Uncle Brown shook his head. “It doesn’t strike me that I’d like to live in such an unsettled country. Just a few years ago it was a Spanish colony, then it was an independent republic, and now it is a state.”

John looked reflectively out of the window where yellowed fields spoke of gathered harvests. “It has had its baptism of blood,” he said. “It has arisen from its ashes. Brave patriots have made it what it is. My father died for its sake. He would be glad to know that his son means to carry out what he began. When he left his family he meant to come back for us all; it was his dream to build up a home in Texas, and to have us grow up with it. Because he died in the struggle for independence is the very reason that I am the more anxious to carry out his wishes.”
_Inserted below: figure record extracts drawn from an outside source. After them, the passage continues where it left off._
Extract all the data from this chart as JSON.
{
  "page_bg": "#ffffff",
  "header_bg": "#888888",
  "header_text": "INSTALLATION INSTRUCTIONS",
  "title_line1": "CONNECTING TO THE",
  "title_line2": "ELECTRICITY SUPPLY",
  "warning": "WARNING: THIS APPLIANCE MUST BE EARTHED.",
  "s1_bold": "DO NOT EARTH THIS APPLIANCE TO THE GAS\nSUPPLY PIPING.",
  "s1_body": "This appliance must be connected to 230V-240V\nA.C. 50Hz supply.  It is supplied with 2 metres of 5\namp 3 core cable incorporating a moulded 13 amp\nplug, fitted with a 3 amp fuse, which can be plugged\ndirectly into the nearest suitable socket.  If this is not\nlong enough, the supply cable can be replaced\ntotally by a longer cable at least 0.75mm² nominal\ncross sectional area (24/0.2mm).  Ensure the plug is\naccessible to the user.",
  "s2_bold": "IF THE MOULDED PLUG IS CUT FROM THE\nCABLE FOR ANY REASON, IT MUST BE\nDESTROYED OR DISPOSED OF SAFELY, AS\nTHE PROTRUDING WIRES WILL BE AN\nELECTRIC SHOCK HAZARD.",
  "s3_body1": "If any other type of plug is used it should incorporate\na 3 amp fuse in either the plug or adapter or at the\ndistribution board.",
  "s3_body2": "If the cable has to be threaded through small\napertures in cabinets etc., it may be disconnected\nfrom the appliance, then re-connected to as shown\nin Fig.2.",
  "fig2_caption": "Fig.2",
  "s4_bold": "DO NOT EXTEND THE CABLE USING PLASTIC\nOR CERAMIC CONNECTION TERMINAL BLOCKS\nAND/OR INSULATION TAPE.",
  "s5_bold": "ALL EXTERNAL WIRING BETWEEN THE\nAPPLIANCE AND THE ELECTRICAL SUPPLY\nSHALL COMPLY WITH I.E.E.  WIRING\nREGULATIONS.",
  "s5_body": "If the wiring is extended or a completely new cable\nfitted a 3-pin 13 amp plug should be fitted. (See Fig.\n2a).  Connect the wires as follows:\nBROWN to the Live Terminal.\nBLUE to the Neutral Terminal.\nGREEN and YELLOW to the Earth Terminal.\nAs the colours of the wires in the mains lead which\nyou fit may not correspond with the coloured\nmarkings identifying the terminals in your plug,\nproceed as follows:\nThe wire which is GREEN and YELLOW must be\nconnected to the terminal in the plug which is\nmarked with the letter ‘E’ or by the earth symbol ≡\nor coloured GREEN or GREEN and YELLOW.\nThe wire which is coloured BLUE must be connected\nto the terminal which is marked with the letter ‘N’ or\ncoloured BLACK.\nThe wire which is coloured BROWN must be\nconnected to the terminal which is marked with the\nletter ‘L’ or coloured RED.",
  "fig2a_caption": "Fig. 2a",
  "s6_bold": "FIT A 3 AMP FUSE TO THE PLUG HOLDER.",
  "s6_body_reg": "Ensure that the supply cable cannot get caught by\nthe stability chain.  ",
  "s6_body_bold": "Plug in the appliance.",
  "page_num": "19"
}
The young man’s face became stern and determined. Christine crept closer to him. Her memory went back to the time when the news came of her father’s death at Goliad, and when her brother, pale and full of set purpose, registered a vow to avenge his death. Seven years later Christine had wept bitter tears at the departure of this brother to the new republic of Texas. Returning when the young state had become a part of the Union, he found Christine a fair, sweet young woman, and Alison almost as tall. The recollection of all these events, during which the elder of the two sisters had grown from girlhood to womanhood, flashed across her memory as she leaned against her brother. She understood and appreciated his desire to follow out his father’s plans. She was willing to share joy or sorrow with him, and now that Alison had cast in her lot with theirs she had not a regret.
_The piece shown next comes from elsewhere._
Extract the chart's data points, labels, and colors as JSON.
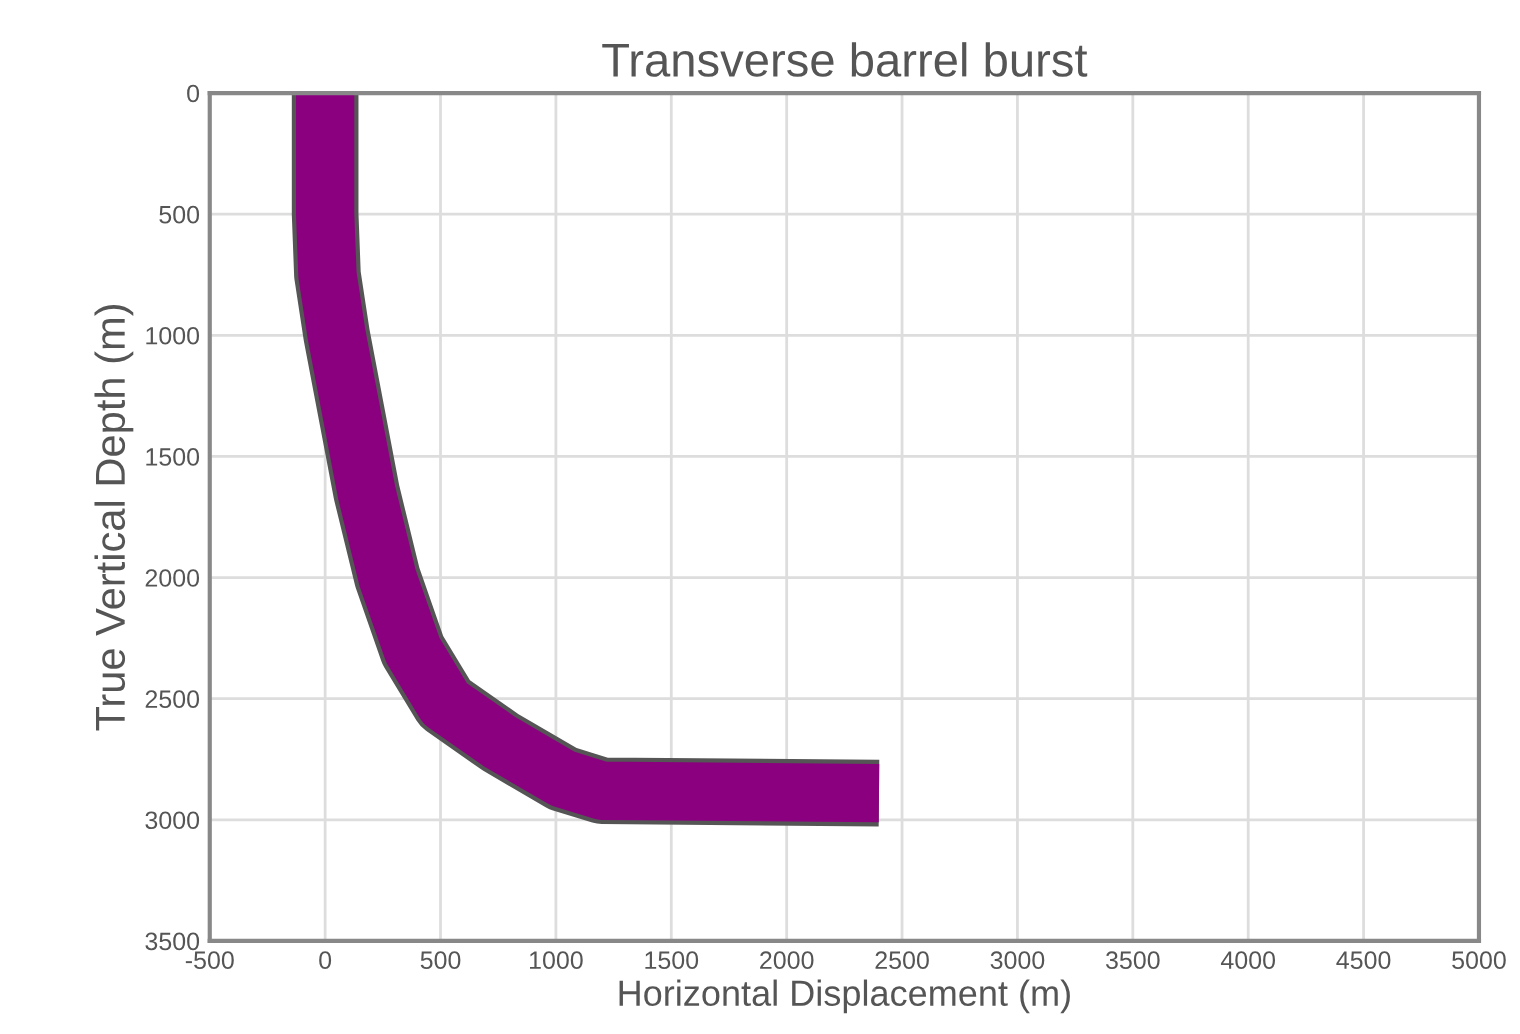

There was another reason, too, which Christine acknowledged to no one but herself, but which carried more weight than any other when she came to think of going to Texas, and this was that her brother’s companion and partner was no other than her playmate Steve Hayward, who had been her neighbor and comrade ever since she could remember. It was he who had carried her books to school, who had helped her with her lessons, who had made her a ring carved from a peach stone, when she was but eight years old, and who had promised to marry her when they two should be grown. In later years he had not repeated the promise, but when he went away with John he had said: “I am coming back here to get my wife, Christine,” and she understood, without more words. Now it was she who was going to him, and there was not a fear in her heart, even though Uncle Brown spoke discouragingly. So she smiled up at her brother, saying: “Tell uncle all about the arrangements, John.”